Jared Isaacman, newly confirmed as NASA administrator, said the agency will select whichever contractor—SpaceX or Blue Origin—delivers a crewed lunar lander first. SpaceX plans to fly a modified Starship for Artemis III in 2027, but NASA reopened SpaceX's contract in October after citing schedule concerns. Isaacman's ties to SpaceX drew scrutiny during confirmation, and public disputes between executives and officials have heightened political attention. A recent White House executive order calling for a permanent lunar presence and nuclear power by 2030 adds urgency to the race.
NASA To Pick The Lander That’s Ready First — SpaceX And Blue Origin In Direct Race

Jared Isaacman, newly confirmed as NASA administrator, has made it clear that the agency will move forward with whichever contractor delivers a crewed lunar lander first. That decision places Elon Musk's SpaceX and Jeff Bezos' Blue Origin in a direct competition to ferry astronauts to the lunar surface for upcoming Artemis missions.
What Isaacman announced
On his first day as NASA administrator, Isaacman told Bloomberg TV that he informed both vendors the lander available first would be the vehicle NASA would rely on to "ensure that America achieves its strategic objectives on the moon." His remarks came a day after the U.S. Senate confirmed his nomination.

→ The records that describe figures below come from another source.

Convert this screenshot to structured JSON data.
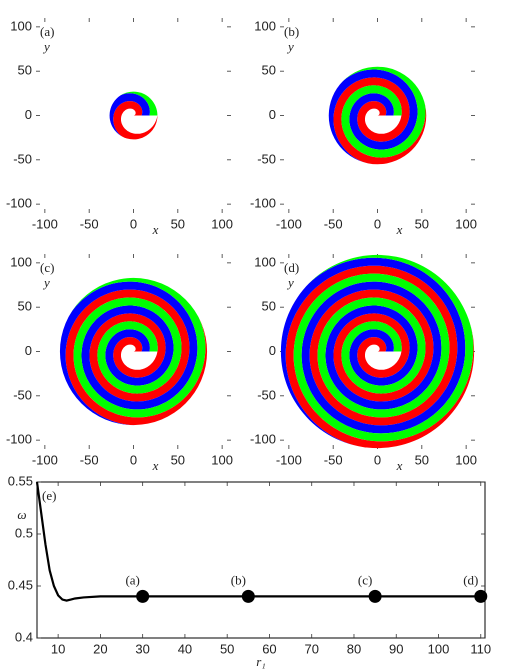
{
  "chart_data": [
    {
      "type": "spiral",
      "label": "(a)",
      "radius": 27,
      "colors": [
        "#ff0000",
        "#0000ff",
        "#00ff00"
      ],
      "xlabel": "x",
      "ylabel": "y",
      "xlim": [
        -110,
        110
      ],
      "ylim": [
        -110,
        110
      ],
      "xticks": [
        -100,
        -50,
        0,
        50,
        100
      ],
      "yticks": [
        -100,
        -50,
        0,
        50,
        100
      ]
    },
    {
      "type": "spiral",
      "label": "(b)",
      "radius": 55,
      "colors": [
        "#ff0000",
        "#0000ff",
        "#00ff00"
      ],
      "xlabel": "x",
      "ylabel": "y",
      "xlim": [
        -110,
        110
      ],
      "ylim": [
        -110,
        110
      ],
      "xticks": [
        -100,
        -50,
        0,
        50,
        100
      ],
      "yticks": [
        -100,
        -50,
        0,
        50,
        100
      ]
    },
    {
      "type": "spiral",
      "label": "(c)",
      "radius": 83,
      "colors": [
        "#ff0000",
        "#0000ff",
        "#00ff00"
      ],
      "xlabel": "x",
      "ylabel": "y",
      "xlim": [
        -110,
        110
      ],
      "ylim": [
        -110,
        110
      ],
      "xticks": [
        -100,
        -50,
        0,
        50,
        100
      ],
      "yticks": [
        -100,
        -50,
        0,
        50,
        100
      ]
    },
    {
      "type": "spiral",
      "label": "(d)",
      "radius": 109,
      "colors": [
        "#ff0000",
        "#0000ff",
        "#00ff00"
      ],
      "xlabel": "x",
      "ylabel": "y",
      "xlim": [
        -110,
        110
      ],
      "ylim": [
        -110,
        110
      ],
      "xticks": [
        -100,
        -50,
        0,
        50,
        100
      ],
      "yticks": [
        -100,
        -50,
        0,
        50,
        100
      ]
    },
    {
      "type": "line",
      "label": "(e)",
      "xlabel": "r₁",
      "ylabel": "ω",
      "xlim": [
        5,
        111
      ],
      "ylim": [
        0.4,
        0.55
      ],
      "xticks": [
        10,
        20,
        30,
        40,
        50,
        60,
        70,
        80,
        90,
        100,
        110
      ],
      "yticks": [
        0.4,
        0.45,
        0.5,
        0.55
      ],
      "x": [
        5,
        6,
        7,
        8,
        9,
        10,
        11,
        12,
        13,
        14,
        16,
        20,
        30,
        55,
        85,
        110
      ],
      "series": [
        {
          "color": "#000000",
          "values": [
            0.55,
            0.52,
            0.49,
            0.465,
            0.45,
            0.441,
            0.437,
            0.436,
            0.437,
            0.438,
            0.439,
            0.44,
            0.44,
            0.44,
            0.44,
            0.44
          ]
        }
      ],
      "markers": {
        "x": [
          30,
          55,
          85,
          110
        ],
        "values": [
          0.44,
          0.44,
          0.44,
          0.44
        ],
        "labels": [
          "(a)",
          "(b)",
          "(c)",
          "(d)"
        ]
      }
    }
  ]
}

"I don't think it was lost on either vendor that whichever lander was available first to ensure that America achieves its strategic objectives on the moon is the one we were going to go with." — Jared Isaacman
Contracts, schedules and the Artemis timeline
Both SpaceX and Blue Origin hold NASA contracts to develop crewed lunar landers. SpaceX plans to use a modified version of its large Starship vehicle for the Artemis III mission, currently targeted for 2027, which aims to return humans to the moon for the first time in more than 50 years.
In October, then-acting NASA Administrator Sean Duffy reopened SpaceX's lunar-lander contract, saying the company had fallen "behind schedule" and suggesting that NASA could pivot to Blue Origin's lander if necessary. That move intensified scrutiny of timelines, budgets and technical readiness for both companies.
Politics, personalities and public disputes
Isaacman's ties to SpaceX are notable: he flew on private SpaceX missions in 2021 and 2024 and participated in the first commercial spacewalk. Those connections drew attention during his confirmation process and contributed to political scrutiny.
The schedule dispute has been heated. Elon Musk publicly criticized the decision to reopen contracts, at one point blasting then-transportation officials and asserting that SpaceX could end up handling the entire moon mission itself.
Strategic context
Separately, a recent executive order from the White House has called for a sustained U.S. presence on the moon, including proposals for a permanent outpost and even nuclear power systems by 2030. That policy backdrop raises the stakes for which contractor can deliver safe, reliable crewed lander capability first.
What to watch next
- Development milestones and test flights from both SpaceX and Blue Origin.
- Any further NASA schedule updates or contract decisions tied to Artemis mission readiness.
- Technical reviews and safety assessments that could affect which lander is certified for crewed lunar operations.
As NASA moves toward returning humans to the lunar surface, agency officials say capability and schedule — not corporate ties — will determine which partner carries astronauts to the moon.